It is no coincidence that when the Cal Poly women’s basketball team is winning, its standout tandem of forwards performs well.
So well, in fact, that senior Jessica Eggleston and sophomore Megan Harrison combined for 78 points, 28 rebounds, 12 assists and six steals over their past two games last week in leading the Mustangs to consecutive victories for the first time since November 2006.
“They complement each other really nicely,” Cal Poly assistant coach Kerri Nakamoto said of Eggleston and Harrison. “Inside-out, one plays perimeter, one plays inside. They can swap equally well from there. They look for each other now. After a year of playing together, they’ve really developed their game together.”
Nakamoto spoke Monday at a weekly athletics department press conference in the absence of head coach Faith Mimnaugh, who was busy recruiting.
Eggleston, Harrison and the rest of the Mustangs (7-12, 3-4 Big West Conference) will be looking for their third straight win when rival UC Davis (9-12) visits Mott Gym for a nonconference game at 7 p.m. today. UC Davis is independent of a conference because it is still transitioning from the Division II ranks, but it will officially join the Big West next season.
Cal Poly will be trying to avenge a 78-64 loss at UC Davis on Jan. 11 in which the Mustangs committed 25 turnovers and shot 37.1 percent from the field.
“Last time we played Davis, we played them zone because they have a really good motion set where they run a lot of screens and cuts,” Nakamoto said. “We thought it’d be difficult to match up with them man-to-man.”
One player difficult to match up with man-to-man has been Eggleston, who was named Big West Player of the Week on Monday for the second time in her career. She leads Cal Poly in points per game (13.8), rebounds per game (7.8), assists (54) and is tied for the team lead in steals (40).
Eggleston, who is ninth all-time in points scored at Cal Poly with 927, is 73 shy of becoming the seventh player since the program’s inception in the 1974-75 season to reach 1,000 points in a career.
“Athletically, there’s not a player in the league that can match up with (Eggleston),” Nakamoto said. “She’s worked on her outside shot, which is making her even more of a dangerous weapon.”
That production has been key for an injury-plagued team that is playing without four-year starting point guard Sparkle Anderson, who suffered a season-ending ACL injury Nov. 28. Other players in the rotation who have missed significant time this season include starting shooting guard Toni Newman (leg stress fracture), backup point guard Ashlee Stewart (ankle sprain) and combo guard Kyla Howell (ineligible).

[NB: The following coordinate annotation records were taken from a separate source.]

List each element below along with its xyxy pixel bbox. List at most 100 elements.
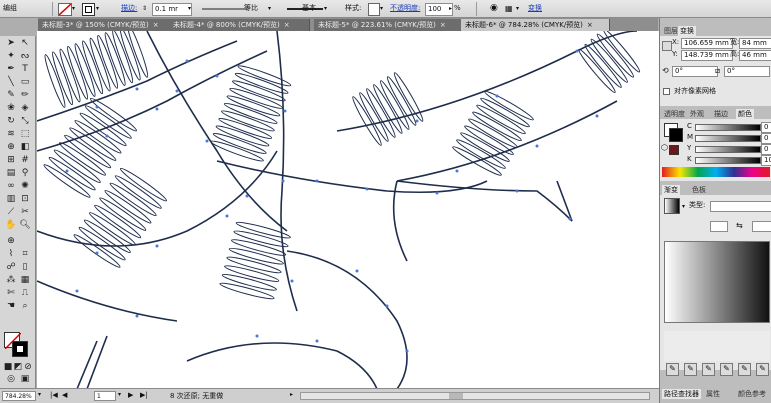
rectangle-tool-icon[interactable]: ▭	[19, 77, 31, 88]
fill-swatch[interactable]	[58, 3, 72, 16]
k-slider[interactable]	[695, 157, 761, 164]
x-field[interactable]: 106.659 mm	[681, 38, 733, 49]
width-field[interactable]: 84 mm	[739, 38, 771, 49]
tab-document-3[interactable]: 未标题-3* @ 150% (CMYK/预览) ×	[38, 19, 177, 31]
vector-artwork[interactable]	[37, 31, 659, 389]
tab-color-guide[interactable]: 颜色参考	[736, 389, 768, 399]
y-slider[interactable]	[695, 146, 761, 153]
gradient-dropdown-icon[interactable]: ▾	[682, 202, 685, 211]
crop-tool-icon[interactable]: ⌗	[19, 249, 31, 260]
hand-tool-2-icon[interactable]: ☚	[5, 301, 17, 312]
tab-swatches[interactable]: 色板	[690, 185, 708, 195]
m-field[interactable]: 0	[761, 133, 771, 144]
horizontal-scrollbar[interactable]	[300, 392, 650, 400]
color-spectrum[interactable]	[662, 167, 770, 177]
shape-builder-tool-icon[interactable]: ⊕	[5, 142, 17, 153]
gradient-preview[interactable]	[664, 198, 680, 214]
blob-brush-tool-icon[interactable]: ❀	[5, 103, 17, 114]
scissors-tool-icon[interactable]: ✄	[5, 288, 17, 299]
pen-tool-icon[interactable]: ✒	[5, 64, 17, 75]
close-icon[interactable]: ×	[153, 21, 159, 29]
zoom-tool-icon[interactable]: 🔍︎	[19, 220, 31, 231]
tab-pathfinder[interactable]: 路径查找器	[662, 389, 701, 399]
draw-mode-icon[interactable]: ◎	[5, 374, 17, 385]
eraser-tool-icon[interactable]: ◈	[19, 103, 31, 114]
tab-appearance[interactable]: 外观	[688, 109, 706, 119]
brush-library-icon[interactable]: ✎	[666, 363, 679, 376]
c-field[interactable]: 0	[761, 122, 771, 133]
previous-artboard-icon[interactable]: ◀	[62, 391, 67, 399]
live-paint-tool-icon[interactable]: ◧	[19, 142, 31, 153]
blend-tool-icon[interactable]: ∞	[5, 181, 17, 192]
stroke-stepper-icon[interactable]: ⇕	[142, 3, 147, 14]
artboard-canvas[interactable]	[37, 31, 659, 389]
k-field[interactable]: 100	[761, 155, 771, 166]
hand-tool-icon[interactable]: ✋	[5, 220, 17, 231]
width-tool-icon[interactable]: ≋	[5, 129, 17, 140]
recolor-icon[interactable]: ◉	[490, 3, 498, 14]
feather-group-center[interactable]	[186, 31, 488, 389]
target-icon[interactable]: ⊕	[5, 236, 17, 247]
graph-tool-icon[interactable]: ▦	[19, 275, 31, 286]
spray-tool-icon[interactable]: ⁂	[5, 275, 17, 286]
y-field[interactable]: 148.739 mm	[681, 50, 733, 61]
rotate-tool-icon[interactable]: ↻	[5, 116, 17, 127]
y-color-field[interactable]: 0	[761, 144, 771, 155]
measure-tool-icon[interactable]: ⎍	[19, 288, 31, 299]
stroke-label[interactable]: 描边:	[121, 3, 137, 14]
brush-menu-icon[interactable]: ✎	[756, 363, 769, 376]
tab-document-5[interactable]: 未标题-5* @ 223.61% (CMYK/预览) ×	[314, 19, 465, 31]
status-menu-icon[interactable]: ▸	[290, 391, 293, 398]
column-graph-tool-icon[interactable]: ▥	[5, 194, 17, 205]
last-artboard-icon[interactable]: ▶|	[140, 391, 148, 399]
stroke-swatch[interactable]	[669, 128, 683, 142]
gradient-slider-preview[interactable]	[664, 241, 770, 323]
mesh-tool-icon[interactable]: #	[19, 155, 31, 166]
warp-tool-icon[interactable]: ⌇	[5, 249, 17, 260]
next-artboard-icon[interactable]: ▶	[128, 391, 133, 399]
stroke-swatch[interactable]	[82, 3, 95, 16]
opacity-label[interactable]: 不透明度:	[390, 3, 420, 14]
fill-dropdown-icon[interactable]: ▾	[72, 3, 75, 14]
transform-link[interactable]: 变换	[528, 3, 542, 14]
c-slider[interactable]	[695, 124, 761, 131]
opacity-dropdown-icon[interactable]: ▸	[449, 3, 452, 14]
symbol-sprayer-tool-icon[interactable]: ✺	[19, 181, 31, 192]
chart-tool-icon[interactable]: ▯	[19, 262, 31, 273]
gradient-stroke-field[interactable]	[710, 221, 728, 232]
stroke-weight-dropdown-icon[interactable]: ▾	[188, 3, 191, 14]
eyedropper-tool-icon[interactable]: ⚲	[19, 168, 31, 179]
gradient-tool-icon[interactable]: ▤	[5, 168, 17, 179]
screen-mode-icon[interactable]: ▣	[19, 374, 31, 385]
lasso-tool-icon[interactable]: ᔓ	[19, 51, 31, 62]
brush-dropdown-icon[interactable]: ▾	[324, 3, 327, 14]
pencil-tool-icon[interactable]: ✏	[19, 90, 31, 101]
align-dropdown-icon[interactable]: ▾	[516, 3, 519, 14]
close-icon[interactable]: ×	[587, 21, 593, 29]
brush-remove-icon[interactable]: ✎	[738, 363, 751, 376]
brush-new-icon[interactable]: ✎	[720, 363, 733, 376]
close-icon[interactable]: ×	[440, 21, 446, 29]
align-pixel-checkbox[interactable]	[663, 88, 670, 95]
stroke-weight-field[interactable]: 0.1 mr	[152, 3, 192, 16]
style-dropdown-icon[interactable]: ▾	[380, 3, 383, 14]
zoom-tool-2-icon[interactable]: ⌕	[19, 301, 31, 312]
gradient-type-select[interactable]	[710, 201, 771, 212]
align-icon[interactable]: ▦	[505, 3, 513, 14]
tab-gradient[interactable]: 渐变	[662, 185, 680, 195]
artboard-tool-icon[interactable]: ⊡	[19, 194, 31, 205]
tab-transparency[interactable]: 透明度	[662, 109, 687, 119]
scale-tool-icon[interactable]: ⤡	[19, 116, 31, 127]
tab-transform[interactable]: 变换	[678, 26, 696, 36]
feather-group-right-wing[interactable]	[336, 31, 643, 262]
brush-delete-icon[interactable]: ✎	[702, 363, 715, 376]
type-tool-icon[interactable]: T	[19, 64, 31, 75]
stroke-dropdown-icon[interactable]: ▾	[96, 3, 99, 14]
artboard-dropdown-icon[interactable]: ▾	[118, 391, 121, 398]
variable-width-profile[interactable]	[200, 3, 250, 14]
gradient-angle-field[interactable]	[752, 221, 771, 232]
knife-tool-icon[interactable]: ✂	[19, 207, 31, 218]
tab-color[interactable]: 颜色	[736, 109, 754, 119]
free-transform-tool-icon[interactable]: ⬚	[19, 129, 31, 140]
gradient-stops-area[interactable]	[664, 331, 770, 361]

Newman and Stewart have since returned and started in the backcourt Saturday in Cal Poly’s 78-72 Big West win over visiting Cal State Northridge, a game in which they combined for 14 points on 6-for-12 shooting, 15 rebounds, four assists and four steals.
“With all our injuries and stuff, Jess has really been forced to step up,” Nakamoto said. “She’s shouldered a lot of the weight the whole season. We’ve got Toni back now, so there’s not as much pressure on her.”
There is not as much pressure on the upperclassmen as there was earlier in the season because of the improved performances of Cal Poly’s six freshmen, including power forward Bria Fields (9.5 ppg, 5.9 rpg).
“Our freshmen are starting to get comfortable in game experience,” Nakamoto said. “That’s really making a huge difference for us. The seniors all feel more comfortable with the freshmen, leaving the game for them.”
Tonight marks the last game in Cal Poly’s four-game home stand. The Mustangs play four of their final six on the road before the Big West tourney, which runs from March 7 to 10 in Anaheim.
As for the UC Davis game, there are more reasons than meet the eye in terms of it being a rivalry.
“We compete with them for recruits, so it’s big to be able to say we beat them, or at least split with them, in this case,” Nakamoto said.